Villisca House. An Iowa-made movie that revolves around the unsolved axe murders of eight people in a southwest Iowa home decades ago is finding a new audience overseas.

Kim Busbee, co-writer and producer of “Haunting Villisca,” says she’s become acquainted with the owner of a film distribution network in Europe.

She shows American films in English to bilingual audiences in Austria and Germany and got “Haunting Villisca” into a film festival there, while plans are in the works for a premiere next month in Vienna, Austria. The movie transposes a fictional modern storyline of a man coming to grips with his wife’s suicide over re-creations of the 1912 slayings of two adults and six children in the small Villisca house.
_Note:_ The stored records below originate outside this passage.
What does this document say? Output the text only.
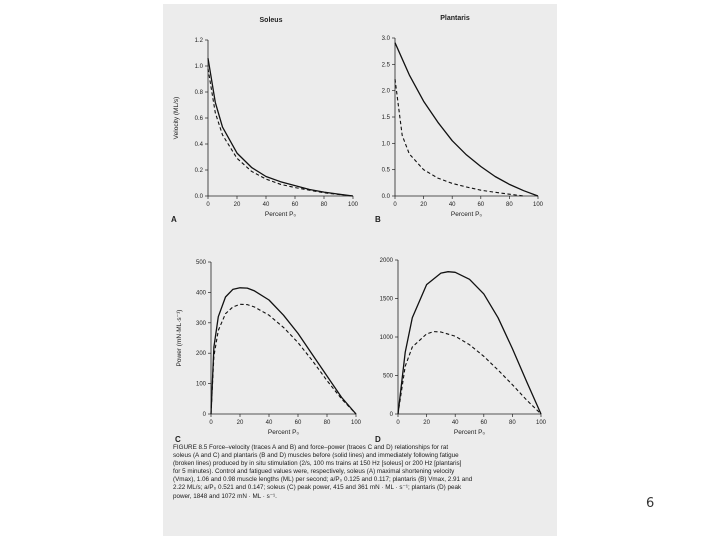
0.0
0.2
0.4
0.6
0.8
1.0
1.2
0	20	40	60	80	100
Percent P₀
Velocity (ML/s)
Soleus
A
0.0
0.5
1.0
1.5
2.0
2.5
3.0
0	20	40	60	80	100
Percent P₀
Plantaris
B
0
100
200
300
400
500
0	20	40	60	80	100
Percent P₀
Power (mN·ML·s⁻¹)
C
0
500
1000
1500
2000
0	20	40	60	80	100
Percent P₀
D

FIGURE 8.5 Force–velocity (traces A and B) and force–power (traces C and D) relationships for rat

soleus (A and C) and plantaris (B and D) muscles before (solid lines) and immediately following fatigue

(broken lines) produced by in situ stimulation (2/s, 100 ms trains at 150 Hz [soleus] or 200 Hz [plantaris]

for 5 minutes). Control and fatigued values were, respectively, soleus (A) maximal shortening velocity

(Vmax), 1.06 and 0.98 muscle lengths (ML) per second; a/P₀ 0.125 and 0.117; plantaris (B) Vmax, 2.91 and

2.22 ML/s; a/P₀ 0.521 and 0.147; soleus (C) peak power, 415 and 361 mN · ML · s⁻¹; plantaris (D) peak

power, 1848 and 1072 mN · ML · s⁻¹.	6
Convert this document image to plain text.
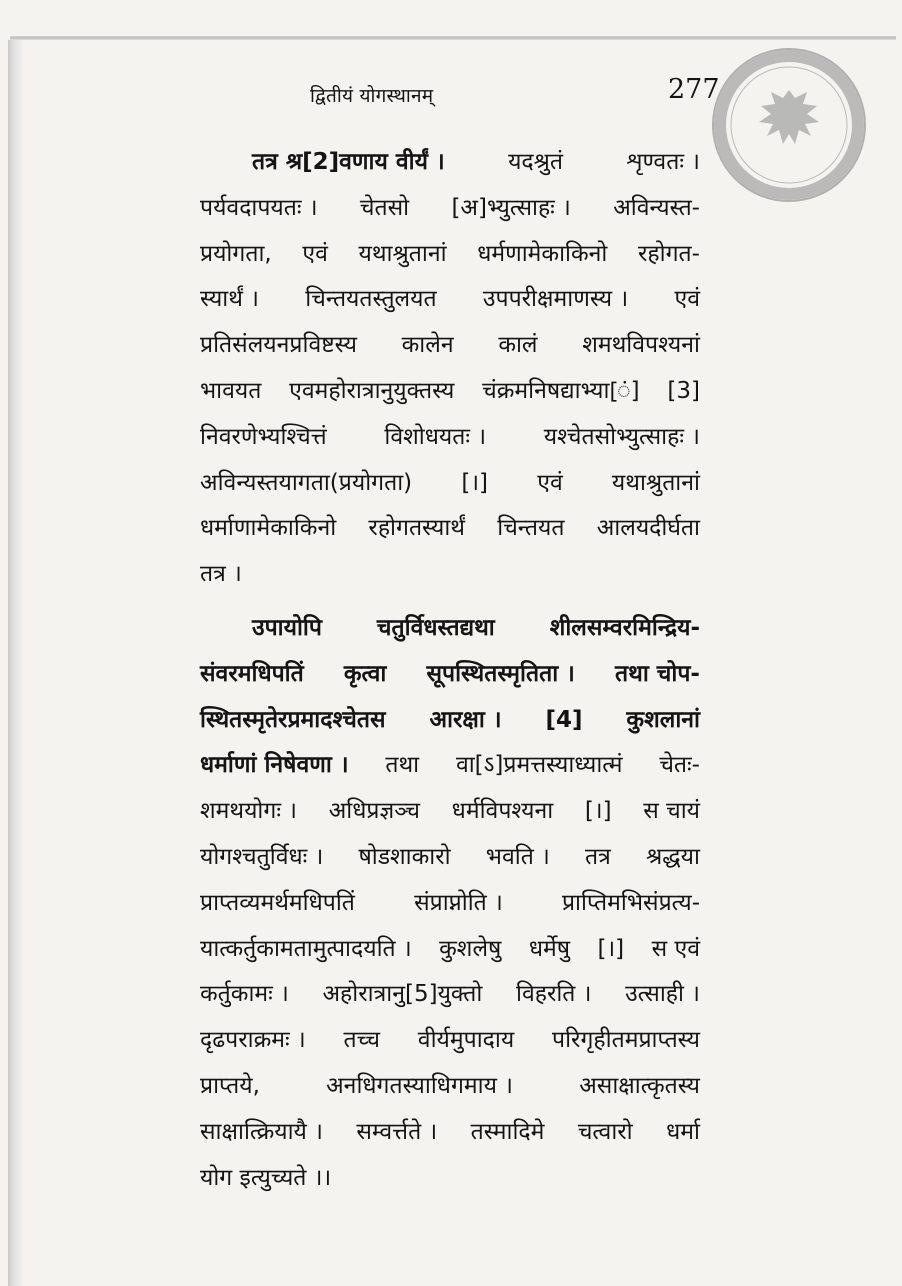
द्वितीयं योगस्थानम्	277
तत्र श्र[2]वणाय वीर्यं ।	यदश्रुतं	शृण्वतः ।
पर्यवदापयतः । चेतसो [अ]भ्युत्साहः । अविन्यस्त-
प्रयोगता, एवं यथाश्रुतानां धर्मणामेकाकिनो रहोगत-
स्यार्थं । चिन्तयतस्तुलयत उपपरीक्षमाणस्य । एवं
प्रतिसंलयनप्रविष्टस्य कालेन कालं शमथविपश्यनां
भावयत एवमहोरात्रानुयुक्तस्य चंक्रमनिषद्याभ्या[ं] [3]
निवरणेभ्यश्चित्तं	विशोधयतः ।	यश्चेतसोभ्युत्साहः ।
अविन्यस्तयागता(प्रयोगता) [।] एवं यथाश्रुतानां
धर्माणामेकाकिनो रहोगतस्यार्थं चिन्तयत आलयदीर्घता
तत्र ।
उपायोपि चतुर्विधस्तद्यथा शीलसम्वरमिन्द्रिय-
संवरमधिपतिं कृत्वा सूपस्थितस्मृतिता । तथा चोप-
स्थितस्मृतेरप्रमादश्चेतस आरक्षा । [4] कुशलानां
धर्माणां निषेवणा । तथा वा[ऽ]प्रमत्तस्याध्यात्मं चेतः-
शमथयोगः । अधिप्रज्ञञ्च धर्मविपश्यना [।] स चायं
योगश्चतुर्विधः । षोडशाकारो भवति । तत्र श्रद्धया
प्राप्तव्यमर्थमधिपतिं	संप्राप्नोति ।	प्राप्तिमभिसंप्रत्य-
यात्कर्तुकामतामुत्पादयति । कुशलेषु धर्मेषु [।] स एवं
कर्तुकामः । अहोरात्रानु[5]युक्तो विहरति । उत्साही ।
दृढपराक्रमः । तच्च वीर्यमुपादाय परिगृहीतमप्राप्तस्य
प्राप्तये,	अनधिगतस्याधिगमाय ।	असाक्षात्कृतस्य
साक्षात्क्रियायै । सम्वर्त्तते । तस्मादिमे चत्वारो धर्मा
योग इत्युच्यते ।।
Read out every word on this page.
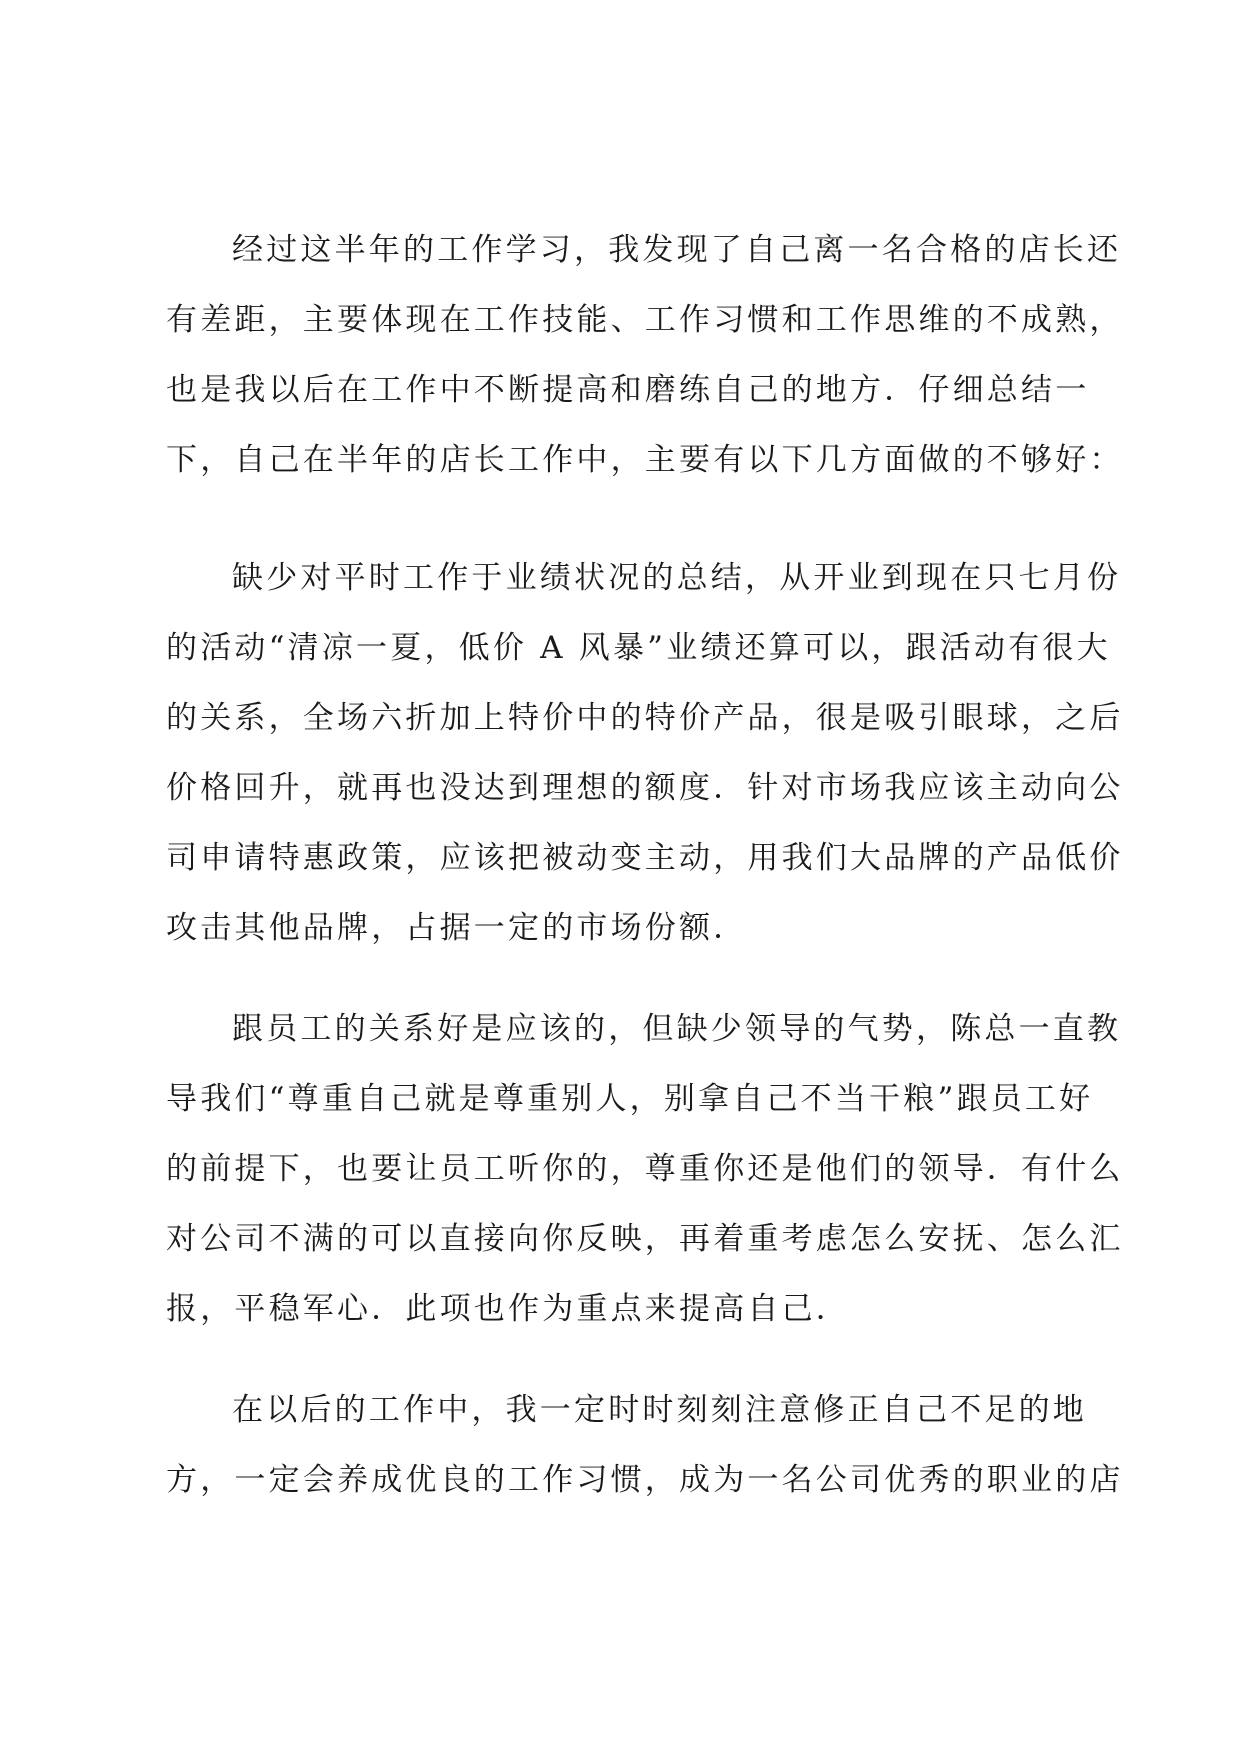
经过这半年的工作学习，我发现了自己离一名合格的店长还
有差距，主要体现在工作技能、工作习惯和工作思维的不成熟，
也是我以后在工作中不断提高和磨练自己的地方．仔细总结一
下，自己在半年的店长工作中，主要有以下几方面做的不够好：
缺少对平时工作于业绩状况的总结，从开业到现在只七月份
的活动“清凉一夏，低价 A 风暴”业绩还算可以，跟活动有很大
的关系，全场六折加上特价中的特价产品，很是吸引眼球，之后
价格回升，就再也没达到理想的额度．针对市场我应该主动向公
司申请特惠政策，应该把被动变主动，用我们大品牌的产品低价
攻击其他品牌，占据一定的市场份额．
跟员工的关系好是应该的，但缺少领导的气势，陈总一直教
导我们“尊重自己就是尊重别人，别拿自己不当干粮”跟员工好
的前提下，也要让员工听你的，尊重你还是他们的领导．有什么
对公司不满的可以直接向你反映，再着重考虑怎么安抚、怎么汇
报，平稳军心．此项也作为重点来提高自己．
在以后的工作中，我一定时时刻刻注意修正自己不足的地
方，一定会养成优良的工作习惯，成为一名公司优秀的职业的店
Busbee, who also plays a small role in the film, says she’s thrilled to be reaching a wider audience at last, as the movie was first shown in the Villisca theater back in March. The film will premiere in Vienna on January 9th in one of Europe’s oldest theaters.

Busbee, of Des Moines, says they’re getting lots of press overseas and they’ll be featured soon in a magazine in Vienna called “Skip” that’s similar to the Hollywood publication, “Variety.” She says this new international exposure to the mysterious axe murders will undoubtedly spark more tourism for Iowa.

Busbee says she’s getting email from all over the world with inquiries about where the movie can be seen, rented or purchased. She says, “A lot of people are planning to come to the Villisca house to see it. I got an email from somebody in Holland just last week asking about that.”